Digitally integrated field guide to Alaska now available online

FOR IMMEDIATE RELEASE May 5, 2011

Frontier Scientist Photograph

Fairbanks, Alaska—Just in time for the annual flood of summer tourists to the Last Frontier, a new website connecting Alaskan field scientists with those curious about Arctic discoveries is now available online.

Frontier Scientists shares first-person accounts and real time insights from leading archeologists, grizzly bear biologists, volcano researchers, climate change specialists and other scientists.

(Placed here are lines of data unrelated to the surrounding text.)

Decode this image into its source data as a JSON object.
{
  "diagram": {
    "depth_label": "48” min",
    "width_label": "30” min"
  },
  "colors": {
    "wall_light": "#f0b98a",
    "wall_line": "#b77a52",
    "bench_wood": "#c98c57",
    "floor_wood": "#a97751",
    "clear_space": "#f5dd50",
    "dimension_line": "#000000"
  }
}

“We want to let travelers, teachers, students, aspiring scientists, and anyone else interested in science feel as if they are along when our team is tracking a grizzly or documenting how climate change is disrupting Alaskan ways of life,” explains Greg Newby, Chief Scientist of the Arctic Region Supercomputing Center at the University of Alaska Fairbanks. “Visitors to Frontier Scientists can ask their own questions to our scientists directly, follow some of them on Twitter and Facebook, and converse on their blogs.”

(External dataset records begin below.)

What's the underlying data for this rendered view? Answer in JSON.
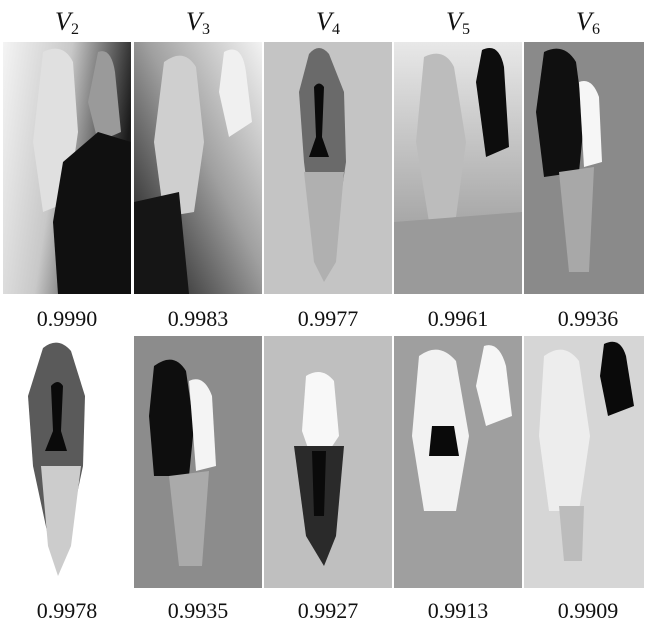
{
  "columns": [
    {
      "letter": "V",
      "index": "2"
    },
    {
      "letter": "V",
      "index": "3"
    },
    {
      "letter": "V",
      "index": "4"
    },
    {
      "letter": "V",
      "index": "5"
    },
    {
      "letter": "V",
      "index": "6"
    }
  ],
  "rows": [
    {
      "scores": [
        "0.9990",
        "0.9983",
        "0.9977",
        "0.9961",
        "0.9936"
      ]
    },
    {
      "scores": [
        "0.9978",
        "0.9935",
        "0.9927",
        "0.9913",
        "0.9909"
      ]
    }
  ]
}
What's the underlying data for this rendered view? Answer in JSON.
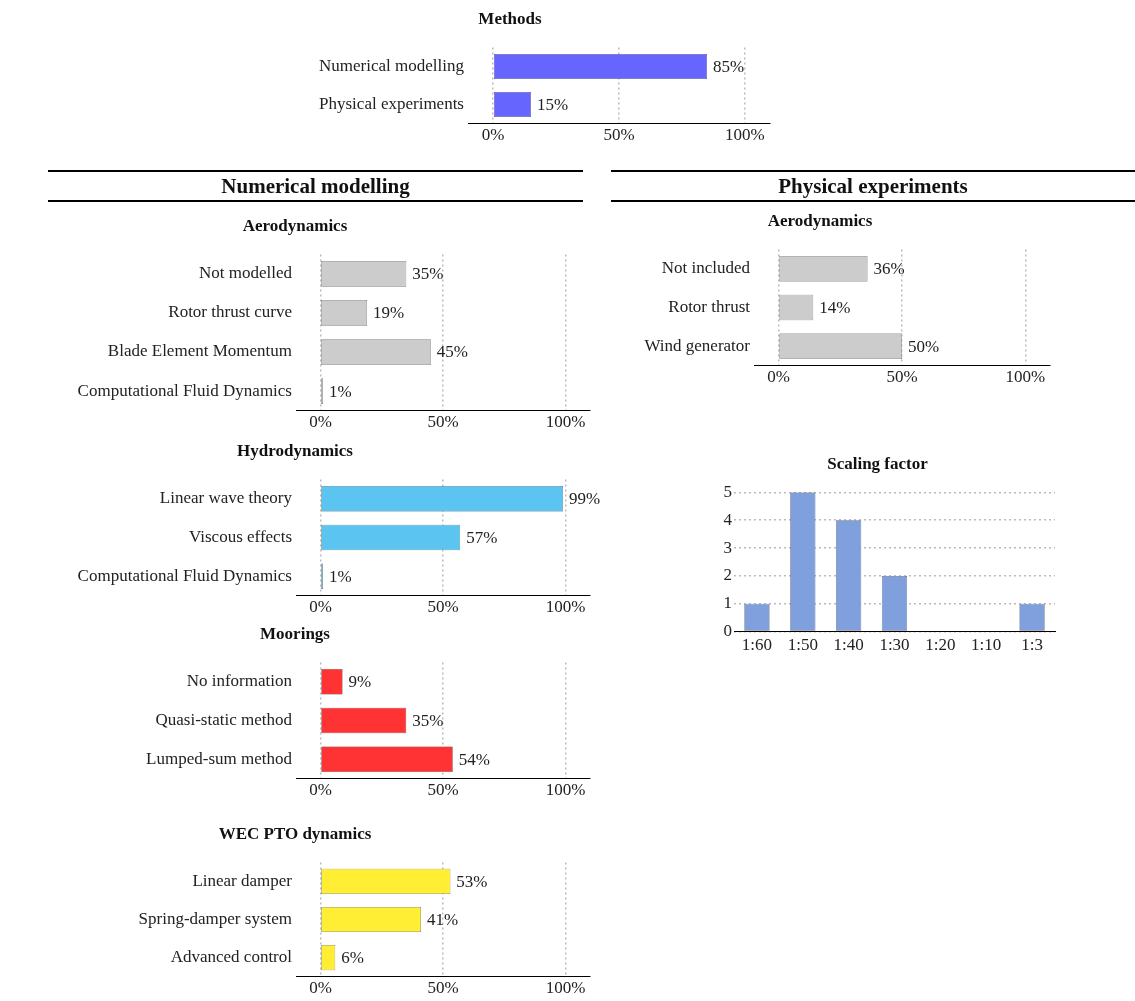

Newby has received funding from the National Science Foundation EAGER (EArly-concept Grants for Exploratory Research) program to support "small-scale, exploratory, high-risk, potentially transformative, time-critical research in the fields of science, engineering and education." The NSF-funded project, "DIG Frontier Scientists" (DIG-Digitally Integrated Guide) will "widen the general public’s interaction with the cultural and natural environment by allowing them to access Web sites and load their handheld mobile devices with engaging descriptions of research," according to Newby.

The one-year, experimental DIG project also includes funding for one graduate and two undergraduate students at UAF to assist in the delivery of digital videos to computers and mobile devices.

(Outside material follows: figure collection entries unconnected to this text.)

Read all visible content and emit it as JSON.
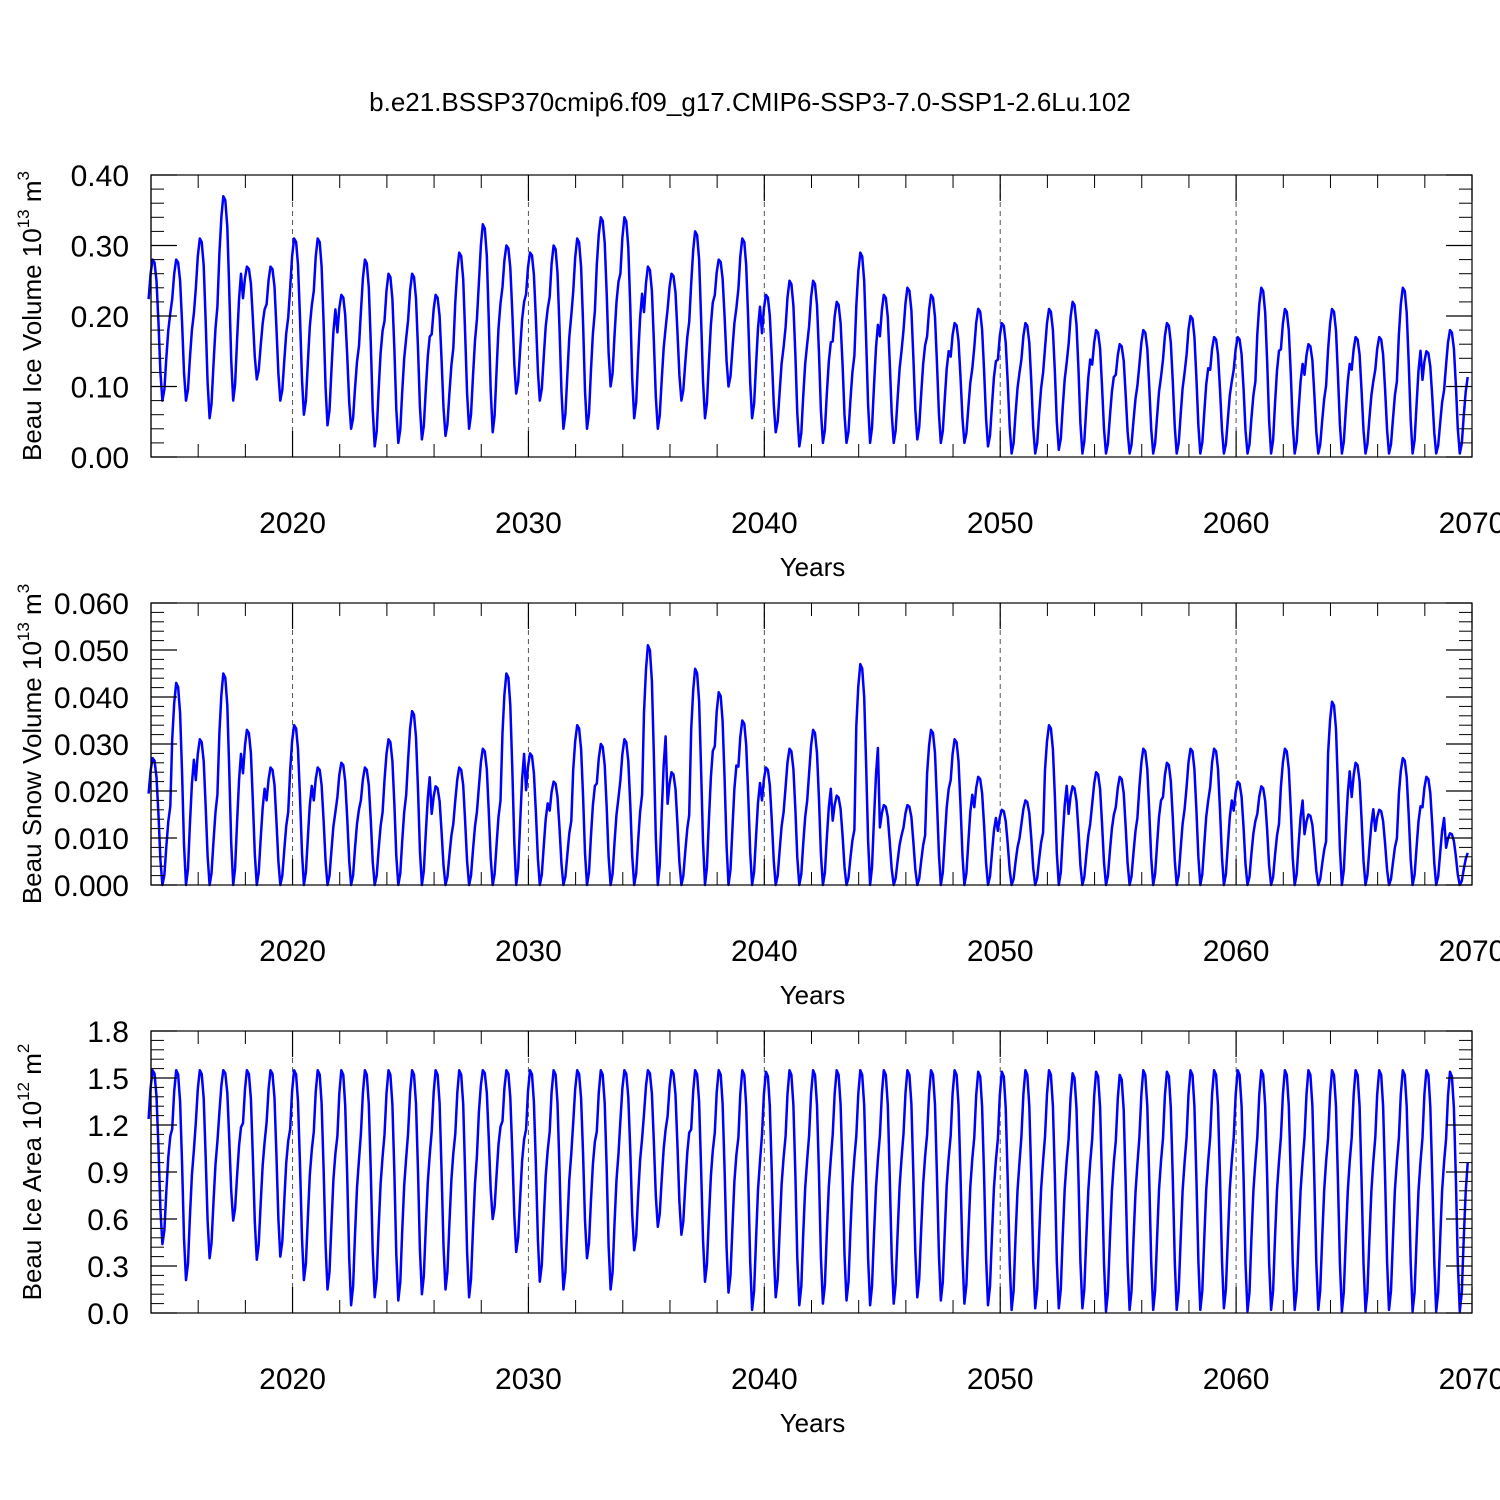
{
  "title": "b.e21.BSSP370cmip6.f09_g17.CMIP6-SSP3-7.0-SSP1-2.6Lu.102",
  "chart_data": [
    {
      "type": "line",
      "ylabel": "Beau Ice Volume 10",
      "ylabel_exp": "13",
      "ylabel_unit": "m",
      "ylabel_unit_exp": "3",
      "xlabel": "Years",
      "xlim": [
        2014,
        2070
      ],
      "ylim": [
        0,
        0.4
      ],
      "ytick_labels": [
        "0.00",
        "0.10",
        "0.20",
        "0.30",
        "0.40"
      ],
      "ytick_values": [
        0,
        0.1,
        0.2,
        0.3,
        0.4
      ],
      "xtick_labels": [
        "2020",
        "2030",
        "2040",
        "2050",
        "2060",
        "2070"
      ],
      "xtick_values": [
        2020,
        2030,
        2040,
        2050,
        2060,
        2070
      ],
      "series_color": "#0000ff",
      "annual_max": [
        0.28,
        0.28,
        0.31,
        0.37,
        0.27,
        0.27,
        0.31,
        0.31,
        0.23,
        0.28,
        0.26,
        0.26,
        0.23,
        0.29,
        0.33,
        0.3,
        0.29,
        0.3,
        0.31,
        0.34,
        0.34,
        0.27,
        0.26,
        0.32,
        0.28,
        0.31,
        0.23,
        0.25,
        0.25,
        0.22,
        0.29,
        0.23,
        0.24,
        0.23,
        0.19,
        0.21,
        0.19,
        0.19,
        0.21,
        0.22,
        0.18,
        0.16,
        0.18,
        0.19,
        0.2,
        0.17,
        0.17,
        0.24,
        0.21,
        0.16,
        0.21,
        0.17,
        0.17,
        0.24,
        0.15,
        0.18
      ],
      "annual_min": [
        0.08,
        0.08,
        0.055,
        0.08,
        0.11,
        0.08,
        0.06,
        0.045,
        0.04,
        0.015,
        0.02,
        0.025,
        0.03,
        0.04,
        0.035,
        0.09,
        0.08,
        0.04,
        0.04,
        0.1,
        0.055,
        0.04,
        0.08,
        0.055,
        0.1,
        0.055,
        0.035,
        0.015,
        0.02,
        0.02,
        0.02,
        0.02,
        0.025,
        0.02,
        0.02,
        0.015,
        0.005,
        0.005,
        0.01,
        0.005,
        0.005,
        0.005,
        0.005,
        0.005,
        0.005,
        0.005,
        0.005,
        0.005,
        0.005,
        0.005,
        0.005,
        0.005,
        0.005,
        0.005,
        0.005,
        0.005
      ]
    },
    {
      "type": "line",
      "ylabel": "Beau Snow Volume 10",
      "ylabel_exp": "13",
      "ylabel_unit": "m",
      "ylabel_unit_exp": "3",
      "xlabel": "Years",
      "xlim": [
        2014,
        2070
      ],
      "ylim": [
        0,
        0.06
      ],
      "ytick_labels": [
        "0.000",
        "0.010",
        "0.020",
        "0.030",
        "0.040",
        "0.050",
        "0.060"
      ],
      "ytick_values": [
        0,
        0.01,
        0.02,
        0.03,
        0.04,
        0.05,
        0.06
      ],
      "xtick_labels": [
        "2020",
        "2030",
        "2040",
        "2050",
        "2060",
        "2070"
      ],
      "xtick_values": [
        2020,
        2030,
        2040,
        2050,
        2060,
        2070
      ],
      "series_color": "#0000ff",
      "annual_max": [
        0.027,
        0.043,
        0.031,
        0.045,
        0.033,
        0.025,
        0.034,
        0.025,
        0.026,
        0.025,
        0.031,
        0.037,
        0.021,
        0.025,
        0.029,
        0.045,
        0.028,
        0.022,
        0.034,
        0.03,
        0.031,
        0.051,
        0.024,
        0.046,
        0.041,
        0.035,
        0.025,
        0.029,
        0.033,
        0.019,
        0.047,
        0.017,
        0.017,
        0.033,
        0.031,
        0.023,
        0.016,
        0.018,
        0.034,
        0.021,
        0.024,
        0.023,
        0.029,
        0.026,
        0.029,
        0.029,
        0.022,
        0.021,
        0.029,
        0.015,
        0.039,
        0.026,
        0.016,
        0.027,
        0.023,
        0.011
      ],
      "annual_min": [
        0,
        0,
        0,
        0,
        0,
        0,
        0,
        0,
        0,
        0,
        0,
        0,
        0,
        0,
        0,
        0,
        0,
        0,
        0,
        0,
        0,
        0,
        0,
        0,
        0,
        0,
        0,
        0,
        0,
        0,
        0,
        0,
        0,
        0,
        0,
        0,
        0,
        0,
        0,
        0,
        0,
        0,
        0,
        0,
        0,
        0,
        0,
        0,
        0,
        0,
        0,
        0,
        0,
        0,
        0,
        0
      ]
    },
    {
      "type": "line",
      "ylabel": "Beau Ice Area 10",
      "ylabel_exp": "12",
      "ylabel_unit": "m",
      "ylabel_unit_exp": "2",
      "xlabel": "Years",
      "xlim": [
        2014,
        2070
      ],
      "ylim": [
        0,
        1.8
      ],
      "ytick_labels": [
        "0.0",
        "0.3",
        "0.6",
        "0.9",
        "1.2",
        "1.5",
        "1.8"
      ],
      "ytick_values": [
        0,
        0.3,
        0.6,
        0.9,
        1.2,
        1.5,
        1.8
      ],
      "xtick_labels": [
        "2020",
        "2030",
        "2040",
        "2050",
        "2060",
        "2070"
      ],
      "xtick_values": [
        2020,
        2030,
        2040,
        2050,
        2060,
        2070
      ],
      "series_color": "#0000ff",
      "annual_max": [
        1.55,
        1.55,
        1.55,
        1.55,
        1.55,
        1.55,
        1.55,
        1.55,
        1.55,
        1.55,
        1.55,
        1.55,
        1.55,
        1.55,
        1.55,
        1.55,
        1.55,
        1.55,
        1.55,
        1.55,
        1.55,
        1.55,
        1.55,
        1.55,
        1.55,
        1.55,
        1.54,
        1.55,
        1.55,
        1.55,
        1.55,
        1.55,
        1.55,
        1.55,
        1.55,
        1.54,
        1.54,
        1.55,
        1.55,
        1.53,
        1.54,
        1.52,
        1.55,
        1.54,
        1.55,
        1.55,
        1.55,
        1.55,
        1.55,
        1.55,
        1.55,
        1.55,
        1.55,
        1.55,
        1.55,
        1.54
      ],
      "annual_min": [
        0.44,
        0.21,
        0.35,
        0.59,
        0.34,
        0.36,
        0.21,
        0.15,
        0.05,
        0.1,
        0.08,
        0.12,
        0.15,
        0.1,
        0.6,
        0.39,
        0.2,
        0.15,
        0.35,
        0.15,
        0.4,
        0.55,
        0.5,
        0.2,
        0.13,
        0.02,
        0.1,
        0.05,
        0.06,
        0.08,
        0.05,
        0.06,
        0.1,
        0.08,
        0.06,
        0.05,
        0.02,
        0.03,
        0.03,
        0.03,
        0.01,
        0.02,
        0.02,
        0.02,
        0.02,
        0.03,
        0.01,
        0.02,
        0.02,
        0.02,
        0.01,
        0.01,
        0.02,
        0.01,
        0.01,
        0.01
      ]
    }
  ]
}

Co-investigator on the project with Newby is Elizabeth O’Connell, producer, editor and project manager for WonderVisions. O’Connell is a University of Alaska broadcast media graduate. Her award winning programs include the “Science of Whales,” which aired nationally on the Discovery Channel.

According to O’Connell, fascinating footage of current scientific discoveries in some of the Arctic’s most remote and dramatic landscapes are chronicled in short vodcasts, Twitter feeds, blogs and web reports on Frontier Scientists. The research is organized into categories:

Grizzlies

Petroglyphs

Cook Inlet Volcanoes

Alutiiq Weavers

Climate Change Watch

Frontier Scientists also provides resources and tips on things to do in Alaska for those considering travel to the Last Frontier state, whether on an Alaska cruise or a backpacking expedition.

Frontier Scientists is funded by the National Science Foundation, with additional support from the National Park Service and 360 North television.